Many times we say that the human being is not a machine, needing recreation and sleep to be able to recover from working days. But even, in the same machines, rest is essential for greater efficiency. It is the case of the Artificial intelligence: requires sleep to learn new tasks.
In humans, sleep helps to consolidate what has been learned. The AI, for its part, can learn and remember how to multitask with its kind of artificial sleep.
Maxim Bazhenov, an expert at the University of California San Diego, spoke with New Scientist about.
“Now there is a big trend to bring ideas from neuroscience and biology to improve existing machine learning, and sleep is one of them,” says Bazhenov.

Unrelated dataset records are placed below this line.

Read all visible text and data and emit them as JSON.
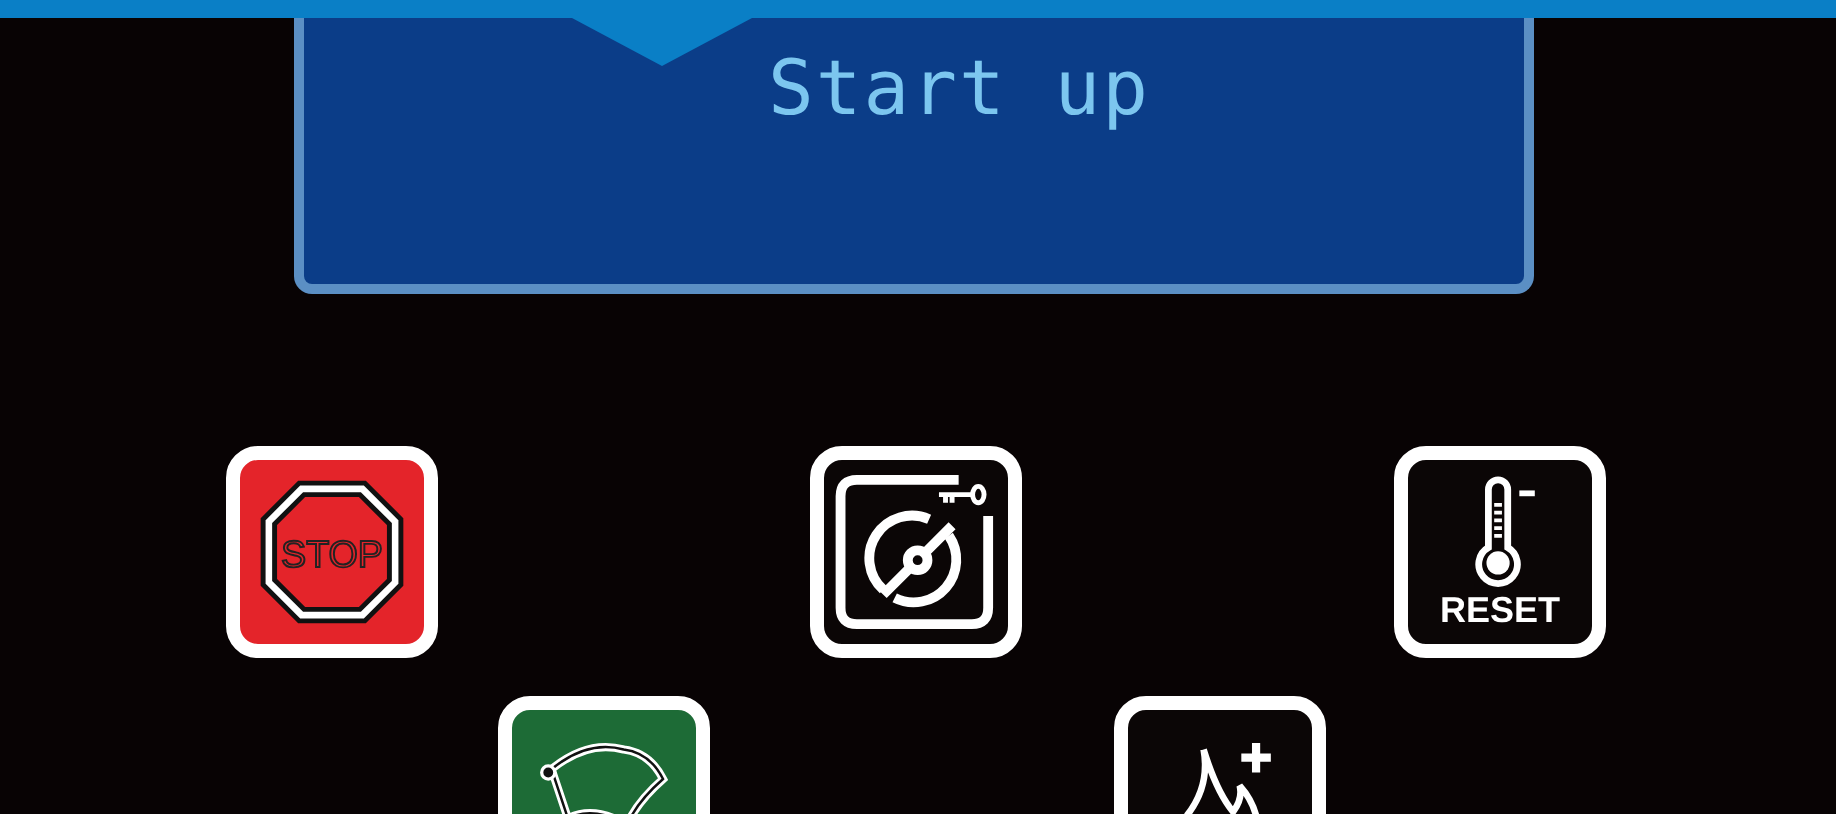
{
  "display": {
    "title": "Start up"
  },
  "button_rows": [
    [
      {
        "kind": "stop",
        "label": "STOP"
      },
      {
        "kind": "key"
      },
      {
        "kind": "reset",
        "label": "RESET"
      }
    ],
    [
      {
        "kind": "flag"
      },
      {
        "kind": "flame"
      }
    ]
  ]
}
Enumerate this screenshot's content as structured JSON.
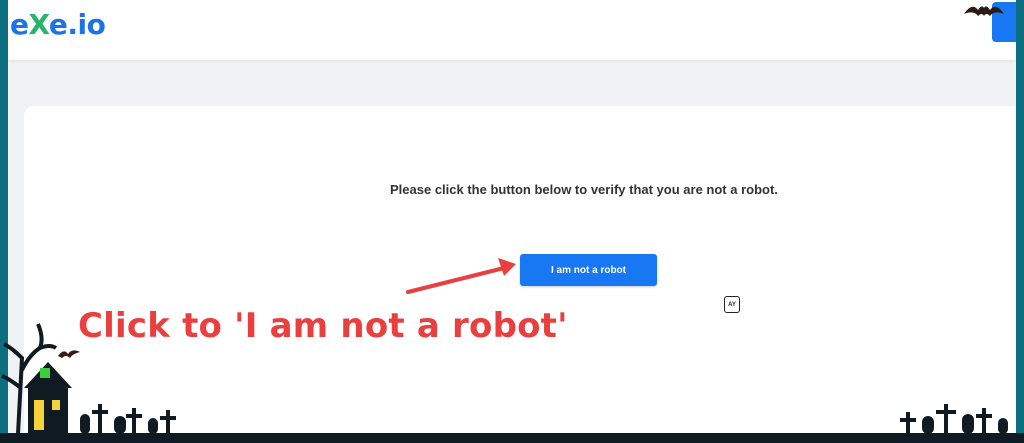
{
  "header": {
    "logo_prefix": "e",
    "logo_x": "X",
    "logo_suffix": "e.io"
  },
  "verify": {
    "message": "Please click the button below to verify that you are not a robot.",
    "button_label": "I am not a robot"
  },
  "annotation": {
    "text": "Click to 'I am not a robot'",
    "color": "#ea3f3f"
  },
  "translate_icon_label": "AY",
  "colors": {
    "brand_blue": "#1877f2",
    "logo_green": "#29b36b",
    "frame_teal": "#0b6f80"
  },
  "icons": [
    "bat-icon",
    "haunted-house-icon",
    "graveyard-icon",
    "translate-icon",
    "arrow-icon"
  ]
}
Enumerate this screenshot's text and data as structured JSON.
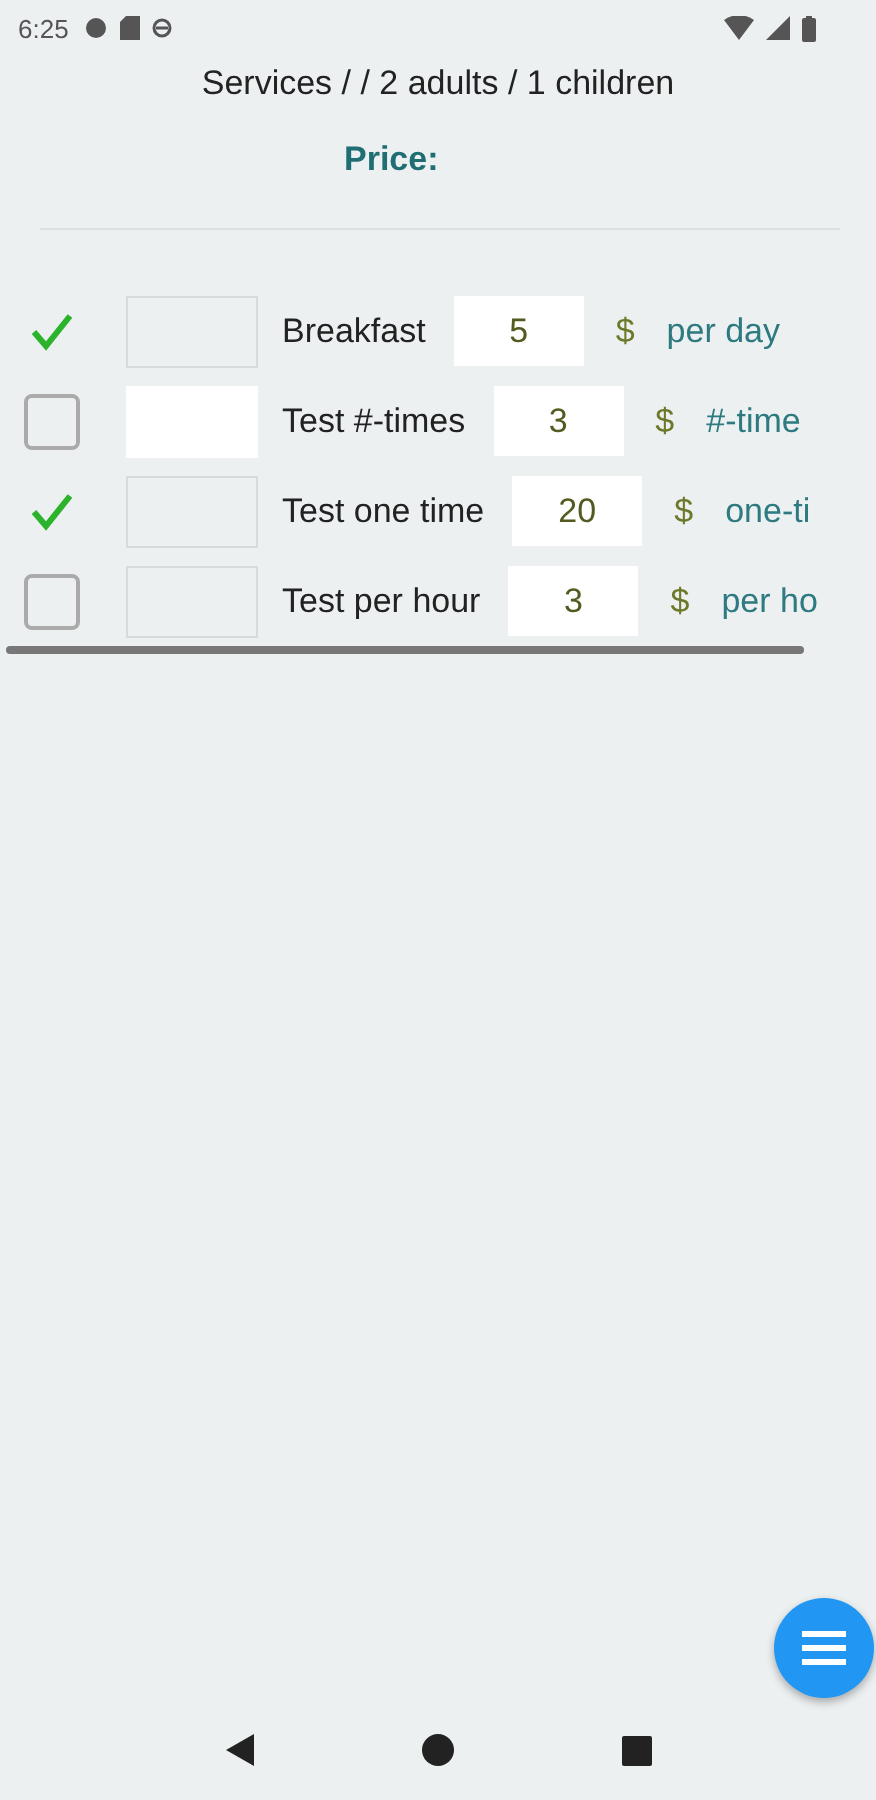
{
  "status_bar": {
    "time": "6:25"
  },
  "header": {
    "title": "Services /  / 2 adults / 1 children",
    "price_label": "Price:"
  },
  "services": [
    {
      "checked": true,
      "note_editable": false,
      "name": "Breakfast",
      "price": "5",
      "currency": "$",
      "unit": "per day"
    },
    {
      "checked": false,
      "note_editable": true,
      "name": "Test #-times",
      "price": "3",
      "currency": "$",
      "unit": "#-time"
    },
    {
      "checked": true,
      "note_editable": false,
      "name": "Test one time",
      "price": "20",
      "currency": "$",
      "unit": "one-ti"
    },
    {
      "checked": false,
      "note_editable": false,
      "name": "Test per hour",
      "price": "3",
      "currency": "$",
      "unit": "per ho"
    }
  ]
}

Artificial Intelligence is the attempt to transfer human intelligence to computers, machines or applications. This requires machine and deep learning, offering solutions to problems.

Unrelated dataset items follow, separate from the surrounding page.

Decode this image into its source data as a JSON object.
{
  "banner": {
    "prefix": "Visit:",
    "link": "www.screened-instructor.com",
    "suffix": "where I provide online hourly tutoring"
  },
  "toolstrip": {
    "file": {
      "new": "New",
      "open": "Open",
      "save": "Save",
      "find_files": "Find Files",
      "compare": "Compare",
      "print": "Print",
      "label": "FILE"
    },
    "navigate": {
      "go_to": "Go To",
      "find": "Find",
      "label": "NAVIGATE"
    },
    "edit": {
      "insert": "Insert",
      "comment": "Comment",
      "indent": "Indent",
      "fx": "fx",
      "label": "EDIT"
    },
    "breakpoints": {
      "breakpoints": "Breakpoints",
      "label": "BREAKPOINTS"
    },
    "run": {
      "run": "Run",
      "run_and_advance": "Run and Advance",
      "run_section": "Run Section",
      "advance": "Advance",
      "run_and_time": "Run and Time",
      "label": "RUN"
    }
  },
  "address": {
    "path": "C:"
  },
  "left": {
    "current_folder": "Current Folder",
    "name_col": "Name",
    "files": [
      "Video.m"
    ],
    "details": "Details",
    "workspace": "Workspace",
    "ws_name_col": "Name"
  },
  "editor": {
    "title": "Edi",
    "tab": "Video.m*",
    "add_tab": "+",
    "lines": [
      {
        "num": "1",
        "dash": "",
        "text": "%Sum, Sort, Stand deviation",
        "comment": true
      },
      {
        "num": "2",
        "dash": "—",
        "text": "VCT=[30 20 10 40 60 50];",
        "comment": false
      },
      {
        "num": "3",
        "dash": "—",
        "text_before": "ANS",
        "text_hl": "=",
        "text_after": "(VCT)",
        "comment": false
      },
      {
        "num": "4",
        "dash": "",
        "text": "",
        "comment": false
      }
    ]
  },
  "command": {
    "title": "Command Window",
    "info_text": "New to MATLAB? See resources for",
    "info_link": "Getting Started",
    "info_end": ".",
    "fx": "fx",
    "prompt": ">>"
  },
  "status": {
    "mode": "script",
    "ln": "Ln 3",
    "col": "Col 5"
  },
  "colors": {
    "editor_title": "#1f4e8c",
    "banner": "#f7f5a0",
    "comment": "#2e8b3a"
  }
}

Learning is achieved through training. For example, if it is an AI that produces images, it needs to be fed hundreds of images, to take ideas from them and create new ones. Depending on the level, it goes from automatic to deep: in the latter, it no longer requires human intervention.
How sleep favors Artificial Intelligence
Bazhenov and his colleagues sought to demonstrate how sleep aids Artificial Intelligence. They trained a neural network of spikes, connected to artificial neurons that resemble the structure of the human brain.
The goal was for the AI to learn to do two different tasks without overwriting the connections learned from the first task. And they did it, but interspersing periods of training with periods of sleep.
That is, the AI learned to perform two tasks optically, always giving it a rest time between one and the other.
Hava Siegelmann, team member, explained: “The goal of lifelong learning AI is to have the ability to combine different experiences intelligently and apply this learning to novel situations, just like animals and humans do.”
The researchers’ next step is to demonstrate the widespread use of spike neural networks with more complex tasks.